Querer hacer el bien puede estar en el hombre, pero no el hacerlo, a causa del
pecado que lo habita (Rom. 7:18-20). La caída del hombre en el Edén fue total.
El hombre está muerto en delitos y pecados (Ef. 2:1). En la carne, nadie puede
agradar a Dios (Rom. 8:8).
La
carne no se sujeta a la ley de Dios, ni tampoco puede hacerlo (Rom. 8:3-7).

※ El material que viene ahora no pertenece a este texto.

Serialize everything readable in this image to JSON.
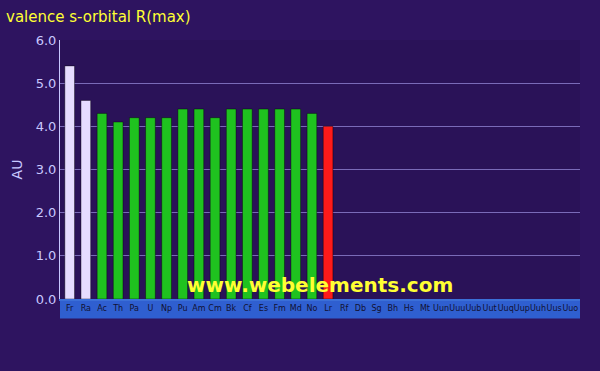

Todos los que estaban bajo la ley, estaban bajo el dominio del pecado. Nuestra
naturaleza adánica, la fábrica de pecados, fue destruida completamente en la
cruz. Jesús en su muerte y resurrección nos libró del pecado y con su sangre
nos perdonó de todos nuestros pecados. Ahora somos de Cristo, y ya no podemos
andar según la carne.
La
carne lucha contra el Espíritu y por esto sólo hay un remedio para ella: la
cruz. Si no somos de Cristo, es imposible que esto sea efectivo. Es necesario
que seamos llenos de Cristo, revestidos de él, y libres de las pasiones y
concupiscencias de la carne, para que vivamos en novedad de vida: "Vestíos
del Señor Jesucristo, y no proveáis para los deseos de la carne" (Rom.
13:14).
Pelear
contra la carne para agradar a Dios es deshacer la obra de la gracia, es hacer
vana la cruz de Cristo. Jesús era el único que podía hacer esa obra de poder.

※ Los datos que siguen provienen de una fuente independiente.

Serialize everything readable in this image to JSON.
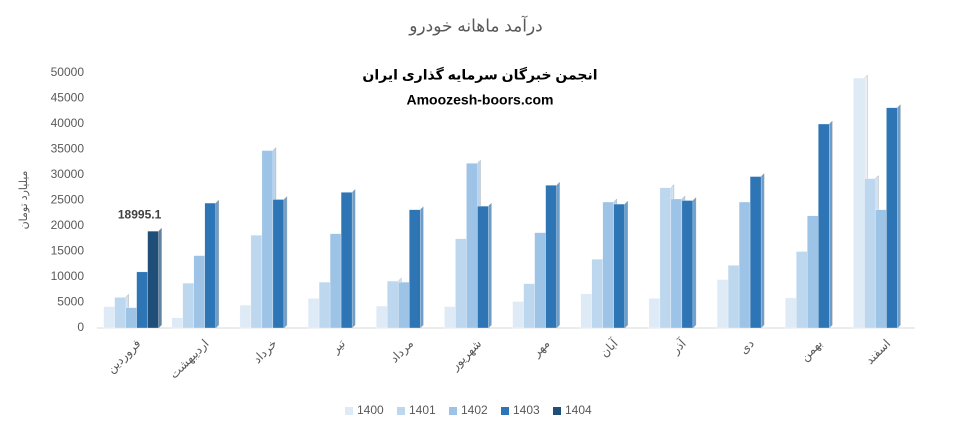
{
  "chart_data": {
    "type": "bar",
    "title": "درآمد ماهانه خودرو",
    "annotations": [
      "انجمن خبرگان سرمایه گذاری ایران",
      "Amoozesh-boors.com"
    ],
    "y_label": "میلیارد تومان",
    "categories": [
      "فروردین",
      "اردیبهشت",
      "خرداد",
      "تیر",
      "مرداد",
      "شهریور",
      "مهر",
      "آبان",
      "آذر",
      "دی",
      "بهمن",
      "اسفند"
    ],
    "series": [
      {
        "name": "1400",
        "color": "#deebf7",
        "values": [
          4200,
          2000,
          4500,
          5800,
          4300,
          4200,
          5200,
          6700,
          5800,
          9500,
          5900,
          49000
        ]
      },
      {
        "name": "1401",
        "color": "#bdd7ee",
        "values": [
          6000,
          8800,
          18200,
          9000,
          9200,
          17500,
          8700,
          13500,
          27500,
          12300,
          15000,
          29300
        ]
      },
      {
        "name": "1402",
        "color": "#9dc3e6",
        "values": [
          4000,
          14200,
          34800,
          18500,
          9000,
          32300,
          18700,
          24700,
          25300,
          24700,
          22000,
          23200
        ]
      },
      {
        "name": "1403",
        "color": "#2e75b6",
        "values": [
          11000,
          24500,
          25200,
          26600,
          23200,
          23900,
          28000,
          24300,
          25000,
          29700,
          40000,
          43200
        ]
      },
      {
        "name": "1404",
        "color": "#1f4e79",
        "values": [
          18995.1,
          null,
          null,
          null,
          null,
          null,
          null,
          null,
          null,
          null,
          null,
          null
        ]
      }
    ],
    "ylim": [
      0,
      50000
    ],
    "yticks": [
      0,
      5000,
      10000,
      15000,
      20000,
      25000,
      30000,
      35000,
      40000,
      45000,
      50000
    ],
    "grid": false,
    "legend": "bottom"
  }
}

Él nos tomó como hombres pecadores, bajo la esclavitud del pecado, y nos
libertó (Juan 8.36). Ahora nos puede presentar santos, sin mancha e
irreprensibles delante de Dios (Col. 1:21-22).
Ya
no somos esclavos. Fuimos libertados para vivir en santidad y justicia todos
los días de nuestra vida. Somos libres por Cristo, pero no debemos dar ocasión
a la carne. Somos libres, pero no podemos ignorar el peso y el pecado que nos
asedia (Heb. 12:1).
Ahora
estamos en Cristo, en su Espíritu (Rom. 8:9), por tanto, somos deudores al
Espíritu, no para que andemos según la carne (Rom. 8:12-15). Jesús dijo que en
la vida cristiana la carne para nada aprovecha, sino sólo lo que viene del
Espíritu (Juan 6:63).
Él
logró grandes cosas para nosotros. Debemos avanzar hacia la meta, y asir
aquello por lo cual también fuimos asidos por Cristo (Flp. 3:12-13) Aún no
somos perfectos, pero debemos correr, como un buen atleta, hacia la perfección.
No impidamos que su obra de poder se complete en nosotros.